Alla componente residenziale corrisponde un modello di gestione interamente digitale. Check-in, accesso alla struttura e check-out sono pensati per ridurre passaggi e attese, mentre la tecnologia proprietaria di Numa automatizza buona parte dei processi operativi.

“Con Numa Montenero non abbiamo solo aggiunto un indirizzo strategico al nostro portfolio, – spiega Umberto Ottaviani, General Manager di Numa Italia – ma stiamo dimostrando la vera forza del nostro modello operativo. Grazie alla nostra tecnologia proprietaria, siamo riusciti ad assumere la gestione dell’asset e a aprire la struttura al pubblico in meno di due settimane, un traguardo di efficienza impensabile per l’hôtellerie tradizionale. Il mercato dell’ospitalità è cambiato profondamente: il viaggiatore di oggi è sempre più nativo digitale che non cerca servizi superflui o i classici formalismi alberghieri. Cerca un’esperienza fluida dal check-in al check-out, flessibilità totale e un prodotto di altissima qualità ma rigorosamente ‘no frills’. Numa risponde esattamente a questa esigenza, restituendo all’ospite il pieno controllo del proprio tempo.”

Montenero si aggiunge agli indirizzi Numa già presenti a Milano — Camperio, Sempione e Loreto — mentre il piano di espansione annunciato dal gruppo prevede altre quattro strutture nel capoluogo lombardo. Il progetto è stato sviluppato da Numa, con Dils nel ruolo di advisor per la selezione dell’operatore. Un’operazione che riflette l’interesse crescente per formule capaci di collocarsi fra residenza e ricettività, adattando edifici contemporanei a soggiorni brevi, viaggi di lavoro e permanenze più lunghe.

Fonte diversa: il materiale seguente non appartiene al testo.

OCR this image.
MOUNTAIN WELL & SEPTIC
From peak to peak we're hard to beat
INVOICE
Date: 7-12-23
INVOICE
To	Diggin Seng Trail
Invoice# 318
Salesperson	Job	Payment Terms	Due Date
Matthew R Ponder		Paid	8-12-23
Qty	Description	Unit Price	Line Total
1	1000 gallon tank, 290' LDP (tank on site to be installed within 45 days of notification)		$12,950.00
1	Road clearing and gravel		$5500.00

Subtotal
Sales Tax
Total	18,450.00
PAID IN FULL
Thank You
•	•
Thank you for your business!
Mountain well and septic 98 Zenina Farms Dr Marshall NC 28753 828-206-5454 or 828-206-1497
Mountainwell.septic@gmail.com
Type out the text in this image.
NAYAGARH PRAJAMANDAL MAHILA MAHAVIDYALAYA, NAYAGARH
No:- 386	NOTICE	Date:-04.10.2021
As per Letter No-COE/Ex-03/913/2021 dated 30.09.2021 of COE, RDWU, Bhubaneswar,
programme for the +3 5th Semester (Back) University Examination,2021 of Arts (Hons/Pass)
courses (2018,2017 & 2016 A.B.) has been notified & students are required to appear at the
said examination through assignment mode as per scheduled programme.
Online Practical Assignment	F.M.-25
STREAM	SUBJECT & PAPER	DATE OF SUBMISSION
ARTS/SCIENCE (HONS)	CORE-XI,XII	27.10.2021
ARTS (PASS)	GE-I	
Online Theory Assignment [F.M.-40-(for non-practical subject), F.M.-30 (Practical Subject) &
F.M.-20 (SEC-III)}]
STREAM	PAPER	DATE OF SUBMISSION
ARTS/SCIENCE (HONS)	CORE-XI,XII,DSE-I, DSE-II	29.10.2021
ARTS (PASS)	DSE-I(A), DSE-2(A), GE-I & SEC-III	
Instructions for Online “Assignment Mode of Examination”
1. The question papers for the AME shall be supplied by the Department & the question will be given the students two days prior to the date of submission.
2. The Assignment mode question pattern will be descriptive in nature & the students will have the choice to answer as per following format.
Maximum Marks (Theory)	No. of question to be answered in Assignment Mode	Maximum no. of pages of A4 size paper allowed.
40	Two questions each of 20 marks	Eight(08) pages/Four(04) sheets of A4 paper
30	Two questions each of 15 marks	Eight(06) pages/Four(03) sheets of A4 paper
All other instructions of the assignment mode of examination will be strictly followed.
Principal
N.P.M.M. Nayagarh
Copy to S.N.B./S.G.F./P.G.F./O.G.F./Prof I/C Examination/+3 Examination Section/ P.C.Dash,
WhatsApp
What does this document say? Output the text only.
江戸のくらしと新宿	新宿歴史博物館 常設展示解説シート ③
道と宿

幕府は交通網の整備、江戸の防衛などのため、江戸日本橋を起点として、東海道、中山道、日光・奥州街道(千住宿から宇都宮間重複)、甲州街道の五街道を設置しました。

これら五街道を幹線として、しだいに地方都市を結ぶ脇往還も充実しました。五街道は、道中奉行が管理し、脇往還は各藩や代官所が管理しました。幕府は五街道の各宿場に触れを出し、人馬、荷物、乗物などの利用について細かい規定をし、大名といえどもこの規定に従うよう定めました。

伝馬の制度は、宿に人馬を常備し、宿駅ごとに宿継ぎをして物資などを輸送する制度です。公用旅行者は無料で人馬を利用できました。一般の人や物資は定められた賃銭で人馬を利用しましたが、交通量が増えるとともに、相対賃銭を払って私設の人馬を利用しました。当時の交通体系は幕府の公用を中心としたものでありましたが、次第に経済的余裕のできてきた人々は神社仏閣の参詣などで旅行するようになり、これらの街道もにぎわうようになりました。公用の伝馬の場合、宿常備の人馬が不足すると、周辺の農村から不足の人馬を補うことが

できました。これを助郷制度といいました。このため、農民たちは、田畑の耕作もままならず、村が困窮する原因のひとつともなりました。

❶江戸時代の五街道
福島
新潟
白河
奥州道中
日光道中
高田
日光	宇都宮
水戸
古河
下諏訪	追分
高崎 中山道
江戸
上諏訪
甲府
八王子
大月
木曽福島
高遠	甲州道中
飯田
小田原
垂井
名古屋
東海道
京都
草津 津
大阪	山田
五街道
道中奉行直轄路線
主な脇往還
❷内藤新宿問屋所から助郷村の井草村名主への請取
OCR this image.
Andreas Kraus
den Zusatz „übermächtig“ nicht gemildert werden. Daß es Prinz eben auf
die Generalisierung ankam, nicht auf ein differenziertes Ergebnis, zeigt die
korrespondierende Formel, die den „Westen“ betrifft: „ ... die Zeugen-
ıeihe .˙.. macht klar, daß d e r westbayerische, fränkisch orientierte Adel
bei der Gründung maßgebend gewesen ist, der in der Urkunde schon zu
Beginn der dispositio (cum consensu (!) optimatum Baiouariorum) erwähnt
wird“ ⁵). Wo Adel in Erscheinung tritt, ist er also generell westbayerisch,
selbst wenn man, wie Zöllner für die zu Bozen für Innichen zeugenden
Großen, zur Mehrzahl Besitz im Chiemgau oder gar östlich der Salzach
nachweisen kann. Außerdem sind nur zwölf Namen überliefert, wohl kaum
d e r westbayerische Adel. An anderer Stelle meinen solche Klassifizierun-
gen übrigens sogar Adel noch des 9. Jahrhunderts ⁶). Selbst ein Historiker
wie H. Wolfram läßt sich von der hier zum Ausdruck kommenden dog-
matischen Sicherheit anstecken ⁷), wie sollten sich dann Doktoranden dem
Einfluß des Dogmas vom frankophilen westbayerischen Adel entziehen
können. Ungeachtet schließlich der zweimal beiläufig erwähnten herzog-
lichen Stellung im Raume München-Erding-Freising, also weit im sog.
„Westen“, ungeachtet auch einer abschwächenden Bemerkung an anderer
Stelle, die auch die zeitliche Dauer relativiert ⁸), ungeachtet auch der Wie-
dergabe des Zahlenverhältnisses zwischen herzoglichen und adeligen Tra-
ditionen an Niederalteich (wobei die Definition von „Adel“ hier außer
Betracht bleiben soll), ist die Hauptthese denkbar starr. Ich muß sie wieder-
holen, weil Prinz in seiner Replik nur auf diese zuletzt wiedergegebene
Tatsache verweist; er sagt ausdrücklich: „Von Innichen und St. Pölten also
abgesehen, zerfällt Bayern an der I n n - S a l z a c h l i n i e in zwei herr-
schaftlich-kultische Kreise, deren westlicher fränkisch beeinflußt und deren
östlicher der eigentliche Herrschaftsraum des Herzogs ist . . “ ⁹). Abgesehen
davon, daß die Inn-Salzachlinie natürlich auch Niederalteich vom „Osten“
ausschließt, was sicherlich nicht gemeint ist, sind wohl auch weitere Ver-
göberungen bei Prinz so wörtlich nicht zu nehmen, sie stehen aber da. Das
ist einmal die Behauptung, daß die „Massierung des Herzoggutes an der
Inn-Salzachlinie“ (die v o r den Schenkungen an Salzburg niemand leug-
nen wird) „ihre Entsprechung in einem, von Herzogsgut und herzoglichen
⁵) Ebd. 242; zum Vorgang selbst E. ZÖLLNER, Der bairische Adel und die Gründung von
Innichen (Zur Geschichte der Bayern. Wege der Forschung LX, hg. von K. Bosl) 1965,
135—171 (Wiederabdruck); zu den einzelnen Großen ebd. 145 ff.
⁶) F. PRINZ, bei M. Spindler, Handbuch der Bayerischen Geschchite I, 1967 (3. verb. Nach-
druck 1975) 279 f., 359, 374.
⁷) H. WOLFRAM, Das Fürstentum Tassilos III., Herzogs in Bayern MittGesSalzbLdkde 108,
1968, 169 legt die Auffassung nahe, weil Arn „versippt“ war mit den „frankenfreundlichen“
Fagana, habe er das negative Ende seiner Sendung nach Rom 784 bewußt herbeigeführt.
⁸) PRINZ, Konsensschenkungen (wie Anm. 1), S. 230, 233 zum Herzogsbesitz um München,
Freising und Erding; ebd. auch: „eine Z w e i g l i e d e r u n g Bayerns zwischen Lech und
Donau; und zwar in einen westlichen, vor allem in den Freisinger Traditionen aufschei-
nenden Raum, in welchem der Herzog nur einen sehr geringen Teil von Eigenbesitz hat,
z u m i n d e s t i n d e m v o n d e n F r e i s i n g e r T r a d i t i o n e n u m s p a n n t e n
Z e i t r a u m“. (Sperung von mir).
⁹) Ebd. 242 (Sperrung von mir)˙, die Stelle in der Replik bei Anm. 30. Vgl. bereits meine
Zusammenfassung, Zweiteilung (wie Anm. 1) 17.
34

“L’operazione conferma il crescente interesse del mercato verso modelli hospitality innovativi e altamente flessibili, capaci di valorizzare asset residenziali contemporanei, in contesti urbani strategici. Siamo felici di aver supportato il processo di selezione dell’operatore, contribuendo all’ingresso di NUMA in questa location.” Matteo Grassi, Head of Living Capital Markets – Dils

Con sede a Berlino, Numa Group gestisce quasi novemila unità nelle principali città europee, da Londra a Parigi, da Roma e Milano a Madrid, Barcellona, Oslo, Praga e Vienna. La sua crescita accompagna un cambiamento più ampio: l’hotel non è più necessariamente definito da una hall, da una chiave consegnata al banco o da una successione di servizi standardizzati.

A Milano, città nella quale il design è cultura del progetto prima ancora che esercizio di stile, Numa Montenero traduce questa evoluzione in spazi essenziali, luminosi e pensati per essere usati con naturalezza. Una casa temporanea non deve imitare una casa vissuta, le basta consentire a chi arriva di riconoscersi, per qualche giorno, nel modo in cui la abita.